On my way, however, memories of my daughter Lily’s birthday parties began flooding back: the excited children; the magicians, entertainers, makeup artists and even a chef; the skating rinks, bowling alleys, wave pools, climbing centres and cinemas. Not to mention the piles of food, cake and decorations. They were such fun.
Then there were her friends’ birthday parties, over eighty before she was fourteen. The most memorable involved a limo taking a dozen girls in ball gowns for a photo shoot!
Yet just down the road from where we lived was one of London’s most deprived neighbourhoods. We never invited any of those children to attend our daughter’s parties. Neither did our friends. Our lives simply did not intersect.
Now I was in turmoil. Of course it was right to celebrate Lily’s birthdays. The joyful memories will stay with me forever. But maybe I was as thoughtless as the wealthy man throwing this huge party.
The next day our group discussed the birthday event. Some others felt as confused as me.
We needed a mindset shift. The person to do it was Pana-bai, an elected woman representative we’d recently met. Her approach to children’s birthdays (and everything else) challenged our fixed way of thinking.
She’d taken us to visit a brand new crèche in her village. As we arrived a little girl was being presented with a birthday cake, for the first time ever in her life. All the village children under six were invited. We sang ‘Happy Birthday’ and everyone got a little piece of cake. To us it seemed like any normal birthday celebration.
But the girl’s mother was moved to tears. Pana-bai explained this little party was not normal at all. Usually only boys’ birthdays are celebrated. Publicly acknowledging a little girl as a valuable, treasured human being is rare.
Just as uncommon is the idea of including every child in the village. Pana-bai and her colleagues have shifted their mindset from ‘there is not enough to go around’ to ‘no one is left out’. They believe their own poverty shouldn’t stop them from sharing what little they have. Pana-bai does not say, “I’ll wait until I have enough and then I’ll help.” She makes whatever she has go around.
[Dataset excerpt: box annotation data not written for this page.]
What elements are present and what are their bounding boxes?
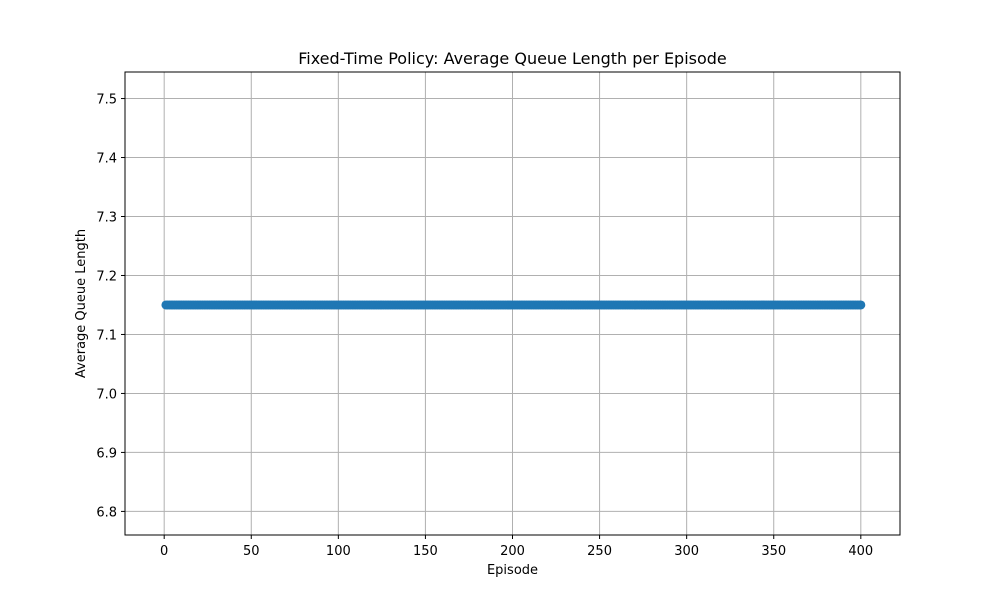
- x-tick-label: 100: [326, 544, 351, 559]
- x-tick-label: 50: [243, 544, 260, 559]
- y-tick-label: 7.4: [96, 152, 117, 167]
- data-point: [856, 300, 866, 310]
- y-tick-label: 6.9: [96, 446, 117, 461]
- x-tick-label: 250: [587, 544, 612, 559]
- y-tick-label: 7.1: [96, 328, 117, 343]
- x-tick-label: 400: [848, 544, 873, 559]
- y-tick-label: 6.8: [96, 505, 117, 520]
- x-tick-label: 300: [674, 544, 699, 559]
- series-layer: [161, 300, 866, 310]
- y-tick-label: 7.0: [96, 387, 117, 402]
- y-tick-label: 7.2: [96, 269, 117, 284]
- y-axis-title: Average Queue Length: [74, 229, 89, 378]
- y-tick-label: 7.5: [96, 93, 117, 108]
- x-tick-label: 150: [413, 544, 438, 559]
- chart-title: Fixed-Time Policy: Average Queue Length …: [298, 49, 727, 68]
- y-axis-ticks: 6.8 6.9 7.0 7.1 7.2 7.3 7.4 7.5: [96, 93, 125, 520]
- x-tick-label: 0: [160, 544, 168, 559]
- x-tick-label: 200: [500, 544, 525, 559]
- x-tick-label: 350: [761, 544, 786, 559]
- y-tick-label: 7.3: [96, 211, 117, 226]
- x-axis-title: Episode: [487, 563, 538, 578]
- x-axis-ticks: 0 50 100 150 200 250 300 350 400: [160, 535, 873, 559]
As elected representatives she and her colleagues are role models for generosity. Instead of directing it to themselves (like other politicians), they ensure the most marginalised benefit first from new infrastructure like electricity, roads and street lights. School places go to those who most need them. Pensions, free school meals and government assistance are directed to the deserving poor - the widows, the disabled and the desperate - not those who can cheat the system.
Some elected women have even prospered but they never forget where they come from. Instead of protecting and enlarging their wealth they are more generous. They feel their duty is to help others.
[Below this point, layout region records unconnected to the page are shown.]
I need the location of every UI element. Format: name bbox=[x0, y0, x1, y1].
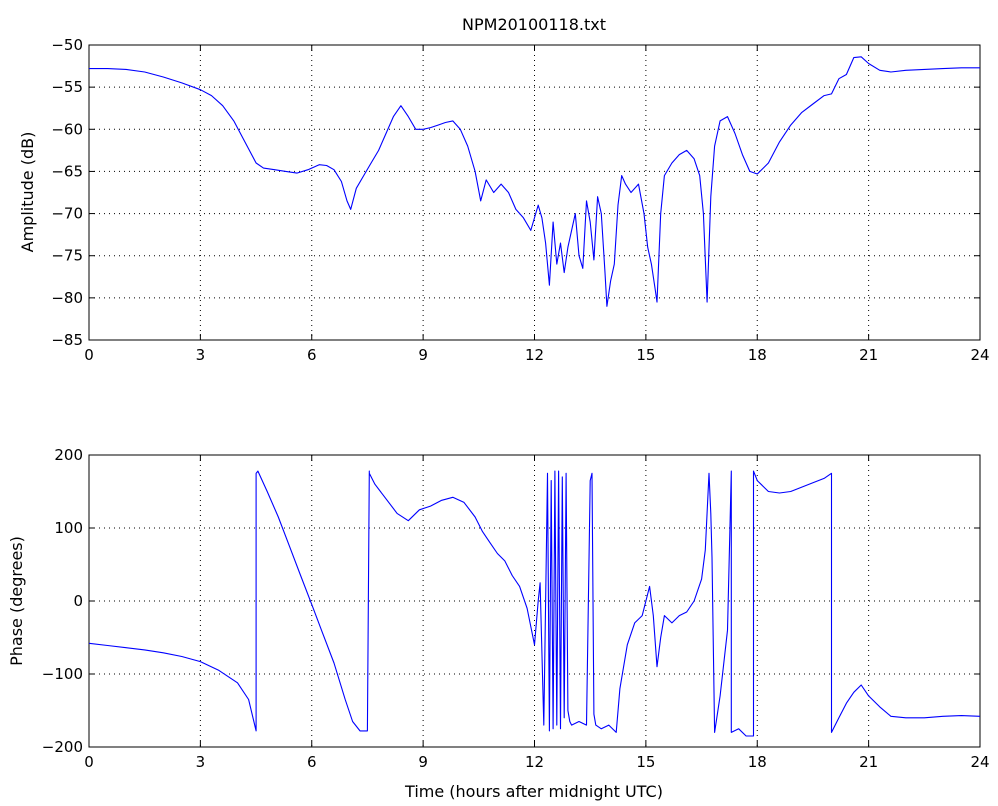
phase-x-tick-label: 15 bbox=[636, 753, 655, 771]
amplitude-series-line bbox=[89, 56, 980, 307]
phase-x-tick-label: 24 bbox=[970, 753, 989, 771]
amplitude-x-tick-label: 3 bbox=[196, 346, 206, 364]
phase-plot: 0 3 6 9 12 15 18 21 24 −200 −100 0 100 200 Time (hou… bbox=[7, 446, 990, 801]
phase-x-tick-label: 3 bbox=[196, 753, 206, 771]
phase-series-line bbox=[88, 470, 981, 737]
phase-y-tick-label: −200 bbox=[42, 738, 83, 756]
amplitude-y-tick-label: −75 bbox=[51, 247, 83, 265]
amplitude-y-tick-label: −60 bbox=[51, 120, 83, 138]
amplitude-x-tick-label: 12 bbox=[525, 346, 544, 364]
phase-x-ticks: 0 3 6 9 12 15 18 21 24 bbox=[84, 455, 990, 771]
amplitude-x-tick-label: 6 bbox=[307, 346, 317, 364]
phase-x-axis-label: Time (hours after midnight UTC) bbox=[404, 782, 663, 801]
phase-x-tick-label: 18 bbox=[748, 753, 767, 771]
chart-title: NPM20100118.txt bbox=[462, 15, 606, 34]
amplitude-x-tick-label: 18 bbox=[748, 346, 767, 364]
phase-x-tick-label: 21 bbox=[859, 753, 878, 771]
amplitude-grid bbox=[89, 45, 980, 340]
amplitude-y-tick-label: −55 bbox=[51, 78, 83, 96]
phase-y-tick-label: 0 bbox=[73, 592, 83, 610]
amplitude-y-tick-label: −50 bbox=[51, 36, 83, 54]
amplitude-y-axis-label: Amplitude (dB) bbox=[18, 132, 37, 253]
amplitude-x-tick-label: 9 bbox=[418, 346, 428, 364]
phase-x-tick-label: 9 bbox=[418, 753, 428, 771]
amplitude-y-tick-label: −85 bbox=[51, 331, 83, 349]
amplitude-x-tick-label: 0 bbox=[84, 346, 94, 364]
phase-y-tick-label: 100 bbox=[54, 519, 83, 537]
phase-x-tick-label: 12 bbox=[525, 753, 544, 771]
amplitude-y-ticks: −85 −80 −75 −70 −65 −60 −55 −50 bbox=[51, 36, 980, 349]
phase-y-axis-label: Phase (degrees) bbox=[7, 536, 26, 666]
phase-x-tick-label: 6 bbox=[307, 753, 317, 771]
phase-x-tick-label: 0 bbox=[84, 753, 94, 771]
phase-y-tick-label: −100 bbox=[42, 665, 83, 683]
amplitude-x-tick-label: 24 bbox=[970, 346, 989, 364]
phase-y-ticks: −200 −100 0 100 200 bbox=[42, 446, 980, 756]
amplitude-y-tick-label: −80 bbox=[51, 289, 83, 307]
amplitude-y-tick-label: −70 bbox=[51, 205, 83, 223]
amplitude-y-tick-label: −65 bbox=[51, 162, 83, 180]
phase-y-tick-label: 200 bbox=[54, 446, 83, 464]
amplitude-plot: 0 3 6 9 12 15 18 21 24 −85−80−75−70−65−60−55−50 … bbox=[18, 15, 990, 364]
amplitude-x-tick-label: 21 bbox=[859, 346, 878, 364]
amplitude-x-tick-label: 15 bbox=[636, 346, 655, 364]
amplitude-x-ticks: 0 3 6 9 12 15 18 21 24 bbox=[84, 45, 990, 364]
The Hunger Project’s training reinforces their innate generosity: Unless everyone wins, no one wins. These women have learned to trust that, in giving, their needs will be taken care of.
Years ago I was out of work and ‘on the bones of my arse’ financially. Earlier we’d made a large commitment to The Hunger Project, who were now asking for the money. I could have backed out but chose instead to increase our mortgage. I finally understood what it was like to be on the outside. Life wasn’t all about me. I had to trust.
This is counter cultural for us Westerners. When I started earning again it was easy to be magnanimous. But life became all about me again.
Now, years later, I’m not working. I could get a job but want to create something new. And also be generous. I need to remind myself what life is really about. And learn again how to trust.
The Hunger Project is a global NGO committed to the end of hunger and poverty by pioneering sustainable, grassroots, women-centred strategies and advocating for their widespread adoption in countries throughout the world. In India they coordinate the training and development of the most marginalised elected women leaders for the entire five years of their tenure in Life was all about me office, enabling them to be effective in ending hunger and poverty in their villages.